W0318

Comparison of DFT Optimized Molecular Geometries Against the Golden Standard – X-Ray Structures. Ilia Guzei, 2124 Chemistry Dept., Univ. of Wisconsin-Madison, 1101 University Ave, Madison, WI 53706 USA.

Density functional theory is used to investigate the electronic and geometric structures and periodic trends in the Metal-Ligand bonding of the [O=NbCl₄-L]X compounds in which the metal complex is neutral or negatively charged and the coordinated atom of the ligand L is nitrogen, oxygen, or halogen. Crystal structures of anionic or neutral complexes of the formula [O=NbCl₄-L]^{(0 or –1)} where L is pyridine, acetonitrile, water, THF, halogen, or a vacant coordination site will be compared with the geometries of these complexes optimized at the UB3LYP/LANL2DZ level of theory.

Importantly, the theoretical model choice and its suitability to adequately describe a certain molecular system must be verified against the golden standard – X-ray structures, easily available to experimental crystallographers. Theoretical calculations coupled with X-ray analysis are a powerful source of information regarding electronic structures of complex compounds.

Trans-effects and 3-center 4-electron bonding in the Nb complexes [O=NbCl₄-L]^{(0 or –1)} will be addressed. A point of special interest is [O=NbCl₄(pyridine)]^–1, whose molecular geometry deviate from the ideal C_2v configuration in several structures. Its molecular structure, energy, and hybridization of the valent orbitals of the Nb center will be discussed.

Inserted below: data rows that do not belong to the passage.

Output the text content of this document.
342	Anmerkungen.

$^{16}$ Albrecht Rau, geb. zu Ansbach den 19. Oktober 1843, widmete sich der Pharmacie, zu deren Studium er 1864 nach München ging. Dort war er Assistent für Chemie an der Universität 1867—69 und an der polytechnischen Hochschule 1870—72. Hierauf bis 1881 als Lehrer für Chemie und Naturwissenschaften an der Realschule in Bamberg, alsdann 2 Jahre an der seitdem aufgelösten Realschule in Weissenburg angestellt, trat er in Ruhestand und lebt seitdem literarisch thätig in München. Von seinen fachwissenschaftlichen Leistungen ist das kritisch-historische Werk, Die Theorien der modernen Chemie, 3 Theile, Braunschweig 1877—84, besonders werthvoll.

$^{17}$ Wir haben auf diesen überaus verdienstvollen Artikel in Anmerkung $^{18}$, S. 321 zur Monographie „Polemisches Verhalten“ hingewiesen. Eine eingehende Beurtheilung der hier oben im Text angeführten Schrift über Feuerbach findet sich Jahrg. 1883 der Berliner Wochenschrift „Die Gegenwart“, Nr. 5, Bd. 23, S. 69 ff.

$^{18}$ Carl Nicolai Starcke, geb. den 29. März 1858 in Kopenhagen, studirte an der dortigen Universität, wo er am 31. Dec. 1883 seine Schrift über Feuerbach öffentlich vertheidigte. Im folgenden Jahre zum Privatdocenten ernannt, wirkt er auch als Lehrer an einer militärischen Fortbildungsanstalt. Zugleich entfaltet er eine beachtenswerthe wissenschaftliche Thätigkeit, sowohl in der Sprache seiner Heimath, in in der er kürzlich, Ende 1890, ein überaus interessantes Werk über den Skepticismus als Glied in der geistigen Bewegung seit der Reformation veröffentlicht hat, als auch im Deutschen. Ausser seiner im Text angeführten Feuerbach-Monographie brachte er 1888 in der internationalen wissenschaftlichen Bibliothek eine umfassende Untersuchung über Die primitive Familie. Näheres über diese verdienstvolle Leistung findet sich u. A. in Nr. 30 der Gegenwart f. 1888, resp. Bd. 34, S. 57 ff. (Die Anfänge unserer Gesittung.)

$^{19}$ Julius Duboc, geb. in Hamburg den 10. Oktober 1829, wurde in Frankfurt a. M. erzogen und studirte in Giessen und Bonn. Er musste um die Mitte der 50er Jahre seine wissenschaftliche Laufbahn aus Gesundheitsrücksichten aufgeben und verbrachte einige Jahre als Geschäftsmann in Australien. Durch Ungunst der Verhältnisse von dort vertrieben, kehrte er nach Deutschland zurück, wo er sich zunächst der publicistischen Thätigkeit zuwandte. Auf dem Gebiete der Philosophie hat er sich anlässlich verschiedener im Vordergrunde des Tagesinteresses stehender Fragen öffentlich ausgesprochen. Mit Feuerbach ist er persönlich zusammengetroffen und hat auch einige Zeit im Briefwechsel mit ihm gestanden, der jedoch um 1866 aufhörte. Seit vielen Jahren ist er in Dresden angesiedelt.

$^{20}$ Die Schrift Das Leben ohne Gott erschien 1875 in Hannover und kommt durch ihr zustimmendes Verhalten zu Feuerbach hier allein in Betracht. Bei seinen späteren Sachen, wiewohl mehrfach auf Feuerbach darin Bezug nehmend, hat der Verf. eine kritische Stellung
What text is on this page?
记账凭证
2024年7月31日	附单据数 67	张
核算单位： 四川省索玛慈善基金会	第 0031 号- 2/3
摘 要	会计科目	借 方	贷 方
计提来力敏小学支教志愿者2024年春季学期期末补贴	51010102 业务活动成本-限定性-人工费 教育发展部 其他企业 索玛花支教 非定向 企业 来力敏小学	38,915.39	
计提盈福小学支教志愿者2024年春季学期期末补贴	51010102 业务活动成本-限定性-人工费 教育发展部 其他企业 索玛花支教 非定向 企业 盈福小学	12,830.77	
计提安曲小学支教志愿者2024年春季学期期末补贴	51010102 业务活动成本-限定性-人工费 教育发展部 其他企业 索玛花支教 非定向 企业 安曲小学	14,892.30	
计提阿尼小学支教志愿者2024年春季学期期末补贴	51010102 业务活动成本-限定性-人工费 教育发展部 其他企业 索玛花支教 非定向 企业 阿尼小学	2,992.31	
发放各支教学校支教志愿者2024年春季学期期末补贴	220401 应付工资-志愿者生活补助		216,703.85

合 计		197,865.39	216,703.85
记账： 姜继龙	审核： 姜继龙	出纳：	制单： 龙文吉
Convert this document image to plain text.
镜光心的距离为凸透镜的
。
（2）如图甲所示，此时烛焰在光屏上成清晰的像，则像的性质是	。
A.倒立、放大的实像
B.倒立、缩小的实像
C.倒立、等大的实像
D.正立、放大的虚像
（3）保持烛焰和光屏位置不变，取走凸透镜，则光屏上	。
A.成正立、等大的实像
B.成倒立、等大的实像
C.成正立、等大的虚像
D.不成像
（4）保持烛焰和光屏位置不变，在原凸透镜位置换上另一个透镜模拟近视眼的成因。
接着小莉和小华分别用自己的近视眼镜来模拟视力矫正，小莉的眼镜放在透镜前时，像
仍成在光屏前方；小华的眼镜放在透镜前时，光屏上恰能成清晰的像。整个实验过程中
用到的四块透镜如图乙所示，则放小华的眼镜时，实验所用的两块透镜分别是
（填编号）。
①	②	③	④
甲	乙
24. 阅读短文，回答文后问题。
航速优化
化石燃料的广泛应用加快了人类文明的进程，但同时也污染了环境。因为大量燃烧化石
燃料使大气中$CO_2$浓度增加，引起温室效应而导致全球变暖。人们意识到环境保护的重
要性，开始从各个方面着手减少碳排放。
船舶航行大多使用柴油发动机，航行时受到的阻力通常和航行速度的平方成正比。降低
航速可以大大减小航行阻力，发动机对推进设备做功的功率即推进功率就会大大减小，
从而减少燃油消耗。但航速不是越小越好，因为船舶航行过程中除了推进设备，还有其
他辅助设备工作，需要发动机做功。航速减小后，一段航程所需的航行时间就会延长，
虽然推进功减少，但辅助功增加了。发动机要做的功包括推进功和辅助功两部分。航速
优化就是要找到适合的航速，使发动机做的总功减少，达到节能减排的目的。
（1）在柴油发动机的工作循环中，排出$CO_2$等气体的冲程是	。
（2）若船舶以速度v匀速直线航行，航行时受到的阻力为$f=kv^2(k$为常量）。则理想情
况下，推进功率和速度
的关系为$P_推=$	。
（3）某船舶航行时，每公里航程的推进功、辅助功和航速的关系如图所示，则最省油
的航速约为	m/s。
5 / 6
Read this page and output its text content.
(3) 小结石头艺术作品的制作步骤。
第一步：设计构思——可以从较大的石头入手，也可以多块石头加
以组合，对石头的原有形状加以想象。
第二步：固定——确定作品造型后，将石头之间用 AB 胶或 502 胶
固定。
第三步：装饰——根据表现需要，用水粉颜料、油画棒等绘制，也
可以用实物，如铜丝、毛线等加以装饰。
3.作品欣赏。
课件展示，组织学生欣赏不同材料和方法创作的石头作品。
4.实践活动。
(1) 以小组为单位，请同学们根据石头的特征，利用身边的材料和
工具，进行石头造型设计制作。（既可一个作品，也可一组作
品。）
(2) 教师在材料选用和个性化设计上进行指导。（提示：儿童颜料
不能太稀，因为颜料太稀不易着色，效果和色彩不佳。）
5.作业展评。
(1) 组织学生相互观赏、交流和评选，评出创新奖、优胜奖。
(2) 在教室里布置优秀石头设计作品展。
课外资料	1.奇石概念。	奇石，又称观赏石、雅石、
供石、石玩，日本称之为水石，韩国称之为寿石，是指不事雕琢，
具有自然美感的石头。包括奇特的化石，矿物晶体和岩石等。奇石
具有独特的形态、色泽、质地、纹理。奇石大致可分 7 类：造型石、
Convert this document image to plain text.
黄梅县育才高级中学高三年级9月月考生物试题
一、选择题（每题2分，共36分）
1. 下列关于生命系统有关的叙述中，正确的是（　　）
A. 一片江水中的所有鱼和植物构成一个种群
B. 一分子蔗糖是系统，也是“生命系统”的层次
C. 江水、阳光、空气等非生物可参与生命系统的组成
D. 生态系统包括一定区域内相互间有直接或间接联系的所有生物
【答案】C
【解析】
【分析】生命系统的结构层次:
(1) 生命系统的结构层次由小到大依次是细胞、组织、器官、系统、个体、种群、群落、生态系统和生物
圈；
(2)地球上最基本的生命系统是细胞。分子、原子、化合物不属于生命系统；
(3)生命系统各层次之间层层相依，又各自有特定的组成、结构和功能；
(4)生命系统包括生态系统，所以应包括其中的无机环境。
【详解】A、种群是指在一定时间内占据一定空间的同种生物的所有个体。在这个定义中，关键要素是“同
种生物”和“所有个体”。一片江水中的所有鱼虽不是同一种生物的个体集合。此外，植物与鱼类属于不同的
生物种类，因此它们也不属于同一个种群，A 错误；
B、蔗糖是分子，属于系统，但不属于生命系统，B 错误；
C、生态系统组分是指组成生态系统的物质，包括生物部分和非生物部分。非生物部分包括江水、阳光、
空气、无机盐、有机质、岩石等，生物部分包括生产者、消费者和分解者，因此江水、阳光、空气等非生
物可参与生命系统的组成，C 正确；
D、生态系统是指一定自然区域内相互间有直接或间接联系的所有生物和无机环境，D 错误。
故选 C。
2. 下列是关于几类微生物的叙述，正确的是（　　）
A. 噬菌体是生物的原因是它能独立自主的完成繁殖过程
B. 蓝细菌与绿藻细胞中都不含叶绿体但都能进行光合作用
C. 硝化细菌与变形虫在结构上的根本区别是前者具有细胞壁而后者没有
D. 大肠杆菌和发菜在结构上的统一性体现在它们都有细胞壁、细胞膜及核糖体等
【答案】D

The studies indicate that agreement between observed and calculated bond distances and angles acceptable to a theoretical chemist is significantly inferior to the one expected by a crystallographer. It is imperative to compare the experimental and theoretical molecular parameters to recognize the limitations of the model. However, theoretical calculations illustrate the expected trends in the bond distance and angle changes.